We had a case of bilateral VUR and recurrent UTIs associated with renal parenchyma destruction of left upper pole moiety in a 24-year-old married woman. She may develop these UTIs during pregnancy. Acute pyelonephritis during pregnancy significantly increases the risk of anemia, septicemia, acute renal failure, respiratory distress, spontaneous preterm birth, and low birthweight birth [8]. The main goal then was to protect our patient from these eventual consequences and most importantly to prevent renal failure [9]. On the left upper pole moiety a heminephrectomy was performed. In most cases this surgery contributes on the one hand to stopping the symptoms and on the other hand to avoiding kidney damage. An upper pole heminephrectomy is best applied to patients with non-functioning upper pole [4].

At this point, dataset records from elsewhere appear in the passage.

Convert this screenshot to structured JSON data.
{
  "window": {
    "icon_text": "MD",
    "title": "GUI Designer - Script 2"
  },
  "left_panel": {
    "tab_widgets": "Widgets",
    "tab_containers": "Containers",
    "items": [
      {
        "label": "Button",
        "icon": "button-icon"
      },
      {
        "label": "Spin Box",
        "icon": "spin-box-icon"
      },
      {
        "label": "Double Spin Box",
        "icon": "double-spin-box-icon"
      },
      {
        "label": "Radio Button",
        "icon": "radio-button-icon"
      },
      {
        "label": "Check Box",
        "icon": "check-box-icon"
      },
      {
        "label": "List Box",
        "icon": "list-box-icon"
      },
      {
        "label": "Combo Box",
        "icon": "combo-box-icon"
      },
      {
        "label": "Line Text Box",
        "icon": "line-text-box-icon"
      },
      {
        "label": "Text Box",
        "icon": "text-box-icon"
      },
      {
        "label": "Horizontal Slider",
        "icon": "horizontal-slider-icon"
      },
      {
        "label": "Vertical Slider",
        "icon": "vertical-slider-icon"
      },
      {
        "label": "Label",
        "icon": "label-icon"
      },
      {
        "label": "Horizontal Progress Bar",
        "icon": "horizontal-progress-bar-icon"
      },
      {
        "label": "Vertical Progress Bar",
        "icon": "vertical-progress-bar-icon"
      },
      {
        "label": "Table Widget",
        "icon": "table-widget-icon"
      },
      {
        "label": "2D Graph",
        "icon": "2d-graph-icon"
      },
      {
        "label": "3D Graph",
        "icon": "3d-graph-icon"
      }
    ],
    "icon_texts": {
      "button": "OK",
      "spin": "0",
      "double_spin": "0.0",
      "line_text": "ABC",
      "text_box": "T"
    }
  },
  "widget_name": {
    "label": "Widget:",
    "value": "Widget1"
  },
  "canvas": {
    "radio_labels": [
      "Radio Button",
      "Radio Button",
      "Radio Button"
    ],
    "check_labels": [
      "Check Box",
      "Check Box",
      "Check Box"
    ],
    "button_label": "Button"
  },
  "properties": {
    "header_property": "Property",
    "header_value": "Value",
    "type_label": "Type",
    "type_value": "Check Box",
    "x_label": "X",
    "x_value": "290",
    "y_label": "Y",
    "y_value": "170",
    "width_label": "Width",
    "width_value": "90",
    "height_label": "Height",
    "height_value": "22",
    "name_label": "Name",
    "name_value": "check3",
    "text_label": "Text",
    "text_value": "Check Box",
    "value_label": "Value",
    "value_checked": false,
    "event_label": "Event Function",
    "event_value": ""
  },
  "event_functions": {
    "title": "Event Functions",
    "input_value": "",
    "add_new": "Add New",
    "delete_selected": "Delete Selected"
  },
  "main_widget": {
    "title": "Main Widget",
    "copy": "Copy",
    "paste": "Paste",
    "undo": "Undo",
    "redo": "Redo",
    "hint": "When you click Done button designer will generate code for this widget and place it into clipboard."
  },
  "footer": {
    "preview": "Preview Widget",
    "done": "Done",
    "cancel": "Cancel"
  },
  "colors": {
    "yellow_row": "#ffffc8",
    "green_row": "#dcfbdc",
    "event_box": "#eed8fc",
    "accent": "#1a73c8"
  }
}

On the right side we had a grade I VUR on the upper pole moiety ureter. This side was perfectly asymptomatic. The majority of lower grades of VUR spontaneously resolve as the child grows [2]. This woman was 24-years old. We did not expect a spontaneous regression in this patient. To correct the reflux, an endoscopic injection of dextranomer/hyaluronic acid (Deflux) was performed.

Several bulking agents have been used over the past two decades in the treatment of VUR. In 2001, the US Food and Drug Administration (FDA) approved the use of dextranomer/hyaluronic acid as the first FDA-approved subepithelial injectable treatment for VUR in the USA [10].

Finally, we may note that a bilateral duplex collecting system with refluxing upper pole ureter is rare. Furthermore, its association with recurrent UTIs in a young woman remains a therapeutic challenge.

Conclusion

A bilateral duplex collecting system is a rare anatomic abnormality. Furthermore, the fact that the left refluxing ureter drains the upper moiety pole makes this case an exceptional case. The recurrent UTIs that are associated may cause renal damage. The therapeutic aspects of this are very important because our patient is a young, married, and procreative woman. A diagnosis and early treatment before any renal impairment seem to be the best approach.